王峰睁大眼睛说:“好邪门呀!这还得了,昨天是林妈妈,今天是郑江,如果大家还不站出来制止,明天可能就是你、是我。”

伍强说:“所以我们就得站出来制止黑监狱的不断滋生,目前最大的黑监狱莫过于劳教所,中共统治下由于没有法制,滋生出非法的关押场所劳教所,因为没有人制止,人们都麻木了,所以劳教所才得以肆虐几十年,使无数民众遭受到它的非法迫害,后来又涌现出‘法轮功洗脑学习班’和‘法制学习班’甚至精神病院、休闲山庄、敬老院也成为他们的非法关押场所,这些黑监狱是继劳教所后的新产物。”

王洪军说:“真令人惊讶!我们应该制止这些黑监狱的不断蔓延,我们当年都是部队里的好汉,我想我们应该去‘劫狱’,用这种方式以营救郑江来震慑他们,并寻找证据,向社会和海外媒体公布打着法制学习班旗号的黑监狱内幕,公布林妈妈被迫害致死真相,揭他个老底朝天,哈哈!”

曾国雄说:“闯进政府的关押场所‘劫狱’感觉象是上演一部精彩的警匪大片,会不会是犯法呀?”

伍强说:“我咨询过律师,首先是政法委维稳部门凌驾法律私设公堂,非法绑架和关押合法公民,犯法的应该是他们,如果从正面跟政府讲道理和法律,他们就会跟你耍流氓、讲法规、谈国情,我想只有以毒攻毒,以恶治恶,前不久出了林妈妈事件,他们做贼心虚,现在出击正好击中要害,这个时候只要能救出人来,他们是不敢声张和追究的。”

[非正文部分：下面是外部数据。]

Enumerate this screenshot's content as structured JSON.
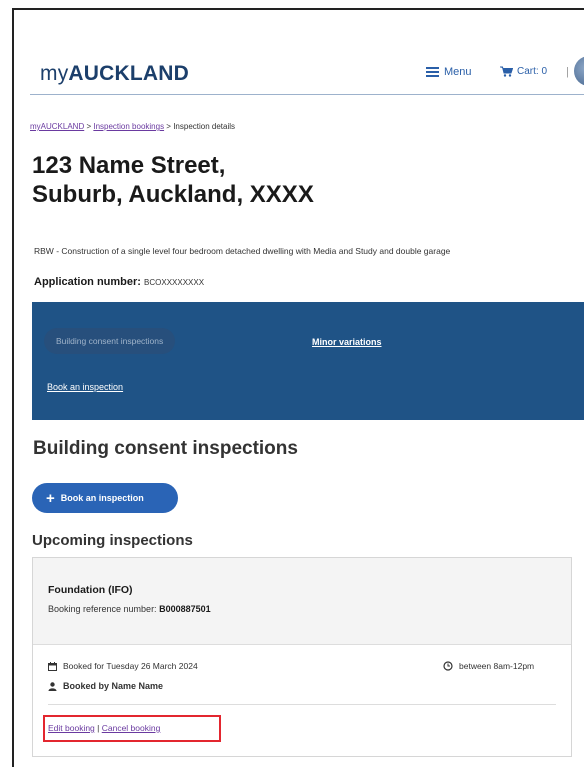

正在这时,郑雅和杨冬梅兴冲冲地来到伍强家,两人和伍强客套几句后,郑雅对伍强说起父亲的事,但见一屋子人却欲言又止,伍强看出她的顾虑,便介绍了屋子里的几位老战友,并说:“大家正在商讨营救你父亲的方案呢。”郑雅和杨冬梅对他们的义举表示非常感谢!

郑雅说:“昨天我们找到维权律师郭成铖,他说:‘所谓法制学习班应当是政府行为,但不具备关押性质,里面的学员应该有人权和自由空间,如果限制人身自由,更不得与亲人会面,甚至与外界失去任何联系,这就是非法的具有黑社会性质的黑监狱。’他还说:郑江分明被警方抓捕,已超过24小时家属没有得到任何法律文书,这种‘被失踪’是非法的。”

郑雅继续说:“后来,我们和郭成铖一道用法律手段找警方要人,警方迫于压力,很快给我们发函件,说郑江在敬老院接受‘法制培训’,郭成铖认为:他们害怕曝光害死林妈妈的黑监狱法制学习班,所以将郑江弄到敬老院,以转移视线,敬老院常年用来监禁和控制访民不准去北京上访,这种性质实际上也是黑监狱。”